Following Taylor Swift’s new album releases, a federal judge has ruled that Taylor Swift must face a jury over the lyrics (“playas, they gon’ play” and “haters, they gonna hate”) in her song “Shake It Off.”
The lawsuit was filed in 2017, claiming that Swift copied the lines “players gonna play” and “haters gonna hate” from a 2000 3LW song, “Playas Gon’ Play,” written by Sean Hall and Nathan Butler.
The lawsuit was dropped in 2018 by a judge who affirmed the lyrics “too banal” to be copyrighted. Hall and Butler petitioned the ruling, and a court annulled it in 2019, saying that their complaint “still plausibly alleged originality.”
The judge, Michael Fitzgerald, who originally dismissed the case, refuted Swift’s request to do so again Thursday.
Fitzgerald wrote in his ruling that though Swift’s team made “persuasive arguments” about how her 2014 hit song is different from “Playas Gon Play.”
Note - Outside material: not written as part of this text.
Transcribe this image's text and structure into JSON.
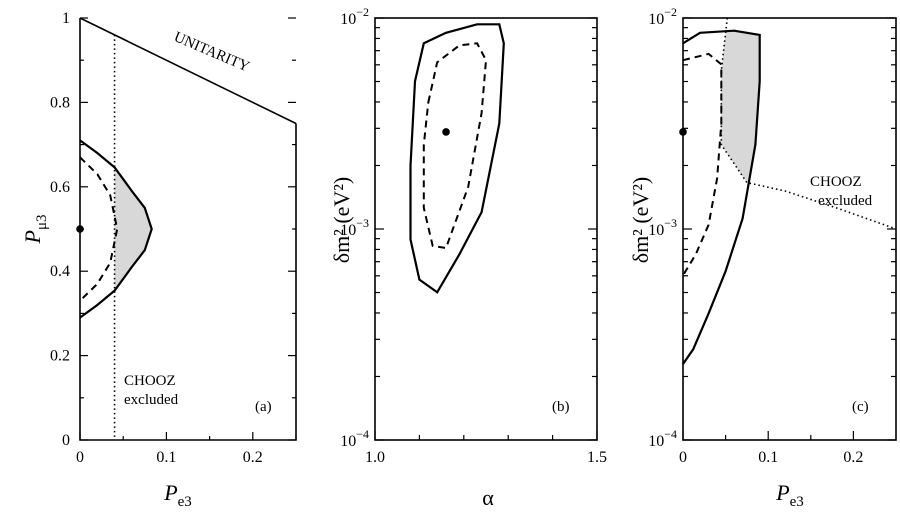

He stated, “there is a possibility that there is still a genuine dispute as to the potential substantial similarity between the lyrics and their sequential structure.”
A date has not been set yet for the jury trial to start.
Representing the “Shake it Off” singer is Peter Anderson. He gave no comment to the lawsuit. The singer’s spokesperson told the Guardian UK that the lawsuit “is not a crusade for all creatives, it is a crusade for Mr Hall’s bank account”.
Marina Bogorad, Hall and Butler’s attorney, told the News in a statement that they were “extremely satisfied” with the ruling.
This is not the first time the singer will be charged for plagiarism. In 2015, Taylor was sued for $42 million over the same song “Shake it Off” by Jesse Graham.
The case was later dismissed based on a new entry by the judge.